NCSL collaborates with experts in primate and human physiology to collect electrophysiological data in neural circuits affected by Parkinson’s disease, Dystonia and Epilsepsy. The data is then used to estimate mathematical models to understand physiological markers in disease and the mechanisms of DBS. The models must be parsimonious to allow for analysis and design of closed-loop low power DBS strategies. Therefore, the goal of NCSL is to develop and apply systems-level mathematical frameworks for modeling and controlling neuronal network activity in the brain with DBS.

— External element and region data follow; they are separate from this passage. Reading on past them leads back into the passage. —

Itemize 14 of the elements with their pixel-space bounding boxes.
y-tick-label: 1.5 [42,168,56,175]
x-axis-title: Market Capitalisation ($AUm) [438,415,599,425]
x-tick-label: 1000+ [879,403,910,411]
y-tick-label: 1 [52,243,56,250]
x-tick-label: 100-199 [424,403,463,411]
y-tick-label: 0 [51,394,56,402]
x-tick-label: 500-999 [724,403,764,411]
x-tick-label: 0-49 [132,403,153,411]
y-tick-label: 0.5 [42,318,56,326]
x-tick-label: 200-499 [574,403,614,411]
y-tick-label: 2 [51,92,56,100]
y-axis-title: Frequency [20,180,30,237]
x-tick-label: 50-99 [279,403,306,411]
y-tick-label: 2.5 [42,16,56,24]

Constructing a modeling framework for neural circuits is challenging because the network is distributed; fundamental units (i.e. neurons) are complex; system phenomena change nontrivially in the diseased state; network dynamics are influenced by DBS in a non-trivial way; and supporting experimental data is difficult to collect. We are developing a systems approach to construct network models that are data-driven, physiologically compliant, scalable and tractable for the design of DBS control strategies.

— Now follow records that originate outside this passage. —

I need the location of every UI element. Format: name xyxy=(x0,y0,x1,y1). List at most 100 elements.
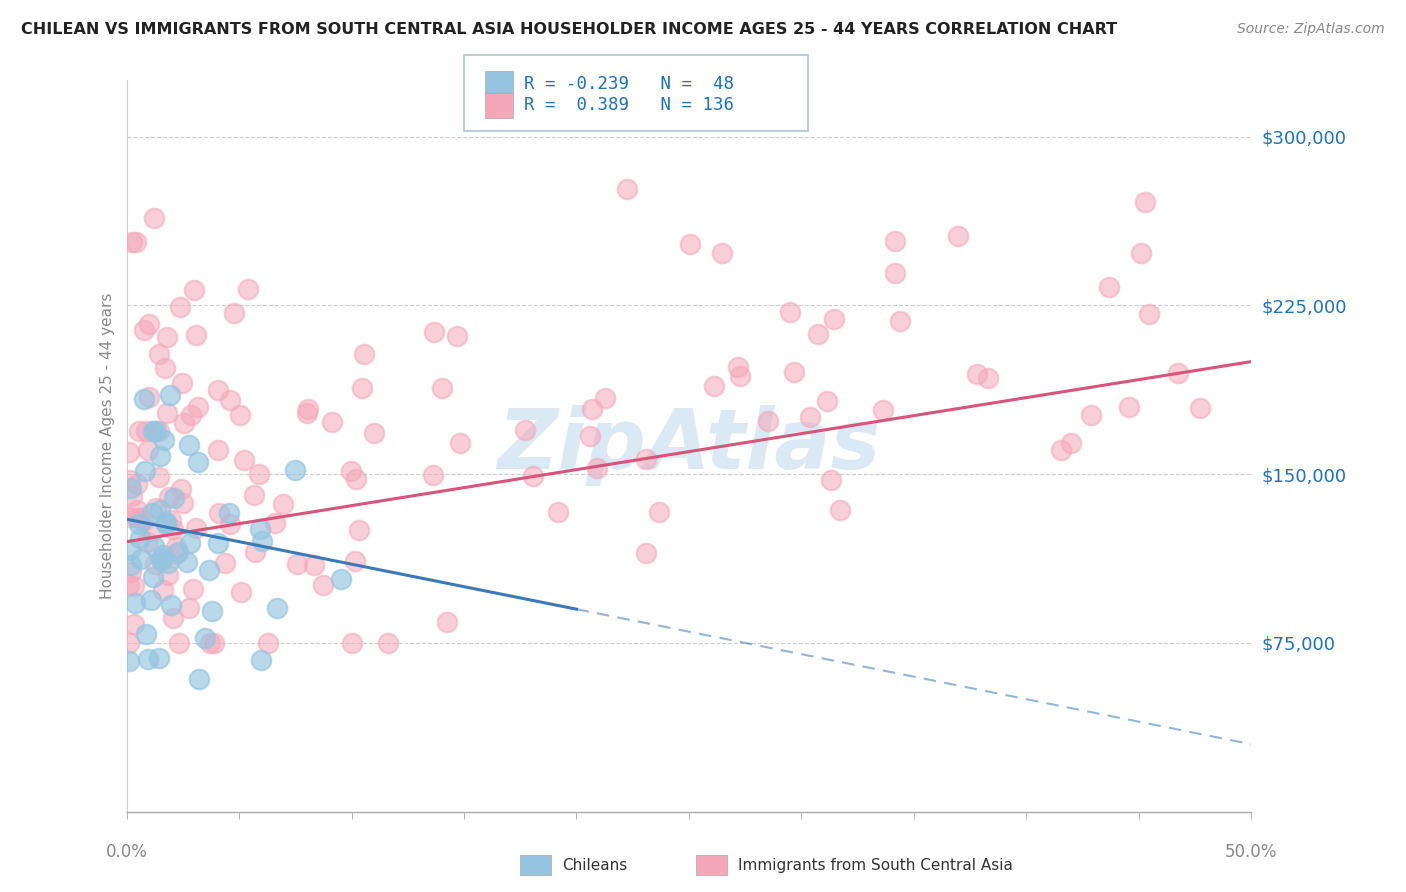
Point xyxy=(977,370,1000,384)
Point xyxy=(118,445,141,459)
Point xyxy=(284,463,307,477)
Point xyxy=(135,534,157,549)
Point xyxy=(129,531,152,545)
Point xyxy=(134,464,156,478)
Point xyxy=(118,654,141,668)
Point xyxy=(1167,366,1189,380)
Point xyxy=(884,266,907,280)
Point xyxy=(127,502,149,516)
Y-axis label: Householder Income Ages 25 - 44 years: Householder Income Ages 25 - 44 years xyxy=(100,293,115,599)
Point xyxy=(125,235,148,249)
Point xyxy=(143,211,166,225)
Point xyxy=(247,467,270,482)
Text: Chileans: Chileans xyxy=(562,858,627,872)
Point xyxy=(169,300,191,314)
Point xyxy=(129,511,152,525)
Point xyxy=(242,488,264,502)
Point xyxy=(297,402,319,417)
Point xyxy=(208,506,231,520)
Point xyxy=(243,544,266,558)
Point xyxy=(134,392,156,407)
Point xyxy=(122,579,145,593)
Point xyxy=(145,424,167,438)
Point xyxy=(229,408,252,422)
Point xyxy=(198,636,221,650)
Point xyxy=(636,546,658,560)
Point xyxy=(153,433,176,447)
Point xyxy=(799,410,821,425)
Point xyxy=(138,390,160,404)
Point xyxy=(966,367,988,381)
Point xyxy=(194,631,217,645)
Point xyxy=(156,406,179,420)
Point xyxy=(169,636,191,650)
Point xyxy=(232,452,254,467)
Point xyxy=(176,556,198,570)
Point xyxy=(120,558,142,572)
Point xyxy=(219,393,242,408)
Point xyxy=(128,424,150,438)
Point xyxy=(522,468,544,483)
Point xyxy=(150,552,173,566)
Point xyxy=(180,408,202,422)
Point xyxy=(118,509,141,524)
Point xyxy=(581,401,603,416)
Point xyxy=(807,326,830,341)
Point xyxy=(1060,436,1083,450)
Point xyxy=(169,482,191,496)
Point xyxy=(346,472,368,486)
Point xyxy=(547,506,569,520)
Point xyxy=(155,361,177,376)
Point xyxy=(249,522,271,536)
Point xyxy=(201,603,224,617)
Point xyxy=(136,651,159,665)
Point xyxy=(830,503,852,517)
Text: R =  0.389   N = 136: R = 0.389 N = 136 xyxy=(524,96,734,114)
Point xyxy=(820,473,842,487)
Point xyxy=(285,557,308,571)
Point xyxy=(120,473,142,487)
Point xyxy=(946,228,969,243)
Point xyxy=(159,388,181,402)
Point xyxy=(728,369,751,384)
Point xyxy=(363,426,385,441)
Point xyxy=(118,578,141,592)
Point xyxy=(125,511,148,525)
Point xyxy=(218,506,240,520)
Point xyxy=(162,611,184,625)
Point xyxy=(1118,400,1140,414)
Point xyxy=(634,452,657,467)
Point xyxy=(132,514,155,528)
Point xyxy=(160,598,183,612)
Point xyxy=(152,582,174,597)
Point xyxy=(125,476,148,491)
Point xyxy=(229,584,252,599)
Point xyxy=(823,312,845,326)
Point xyxy=(1137,308,1160,322)
Point xyxy=(150,553,173,567)
Point xyxy=(128,516,150,531)
Point xyxy=(187,401,209,415)
Point xyxy=(122,616,145,631)
Text: Source: ZipAtlas.com: Source: ZipAtlas.com xyxy=(1237,22,1385,37)
Point xyxy=(170,376,193,391)
Point xyxy=(1189,401,1212,416)
Point xyxy=(184,521,207,535)
Text: CHILEAN VS IMMIGRANTS FROM SOUTH CENTRAL ASIA HOUSEHOLDER INCOME AGES 25 - 44 YE: CHILEAN VS IMMIGRANTS FROM SOUTH CENTRAL… xyxy=(21,22,1118,37)
Point xyxy=(165,547,187,561)
Point xyxy=(295,406,318,420)
Point xyxy=(184,328,207,343)
Point xyxy=(148,651,170,665)
Point xyxy=(423,325,446,339)
Point xyxy=(143,557,166,571)
Point xyxy=(872,403,894,417)
Point xyxy=(139,593,162,607)
Point xyxy=(779,305,801,319)
Point xyxy=(727,359,749,374)
Point xyxy=(120,542,142,557)
Point xyxy=(648,505,671,519)
Point xyxy=(142,424,165,438)
Point xyxy=(579,429,602,443)
Point xyxy=(207,535,229,549)
Point xyxy=(138,318,160,332)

NCSL aims to fundamentally impact the interface between systems & control and neuroscience and introduce new opportunities for medical treatment of neurological disorders. Specific research thrusts are to (i) understand electrophysiology and patho-electrophysiology of neuronal networks and the impact of DBS control, in Parkinson’s disease and Dystonia and Epilepsy and (ii) develop new closed-loop DBS strategies to treat these diseases. Such models will eventually be developed to design new DBS strategies that are lower in power, safer and potentially more therapeutic for Parkisnon’s disease and Dystonia; and, will also be used for automatically predicting seizures in epileptic patients. Ultimately, we envision applying this methodology to other neurological disorders on the DBS horizon including Tourette Syndrome, Depression and Obsessive Compulsive Disorders, which will significantly impact the health and lifestyles of millions of patients and families worldwide.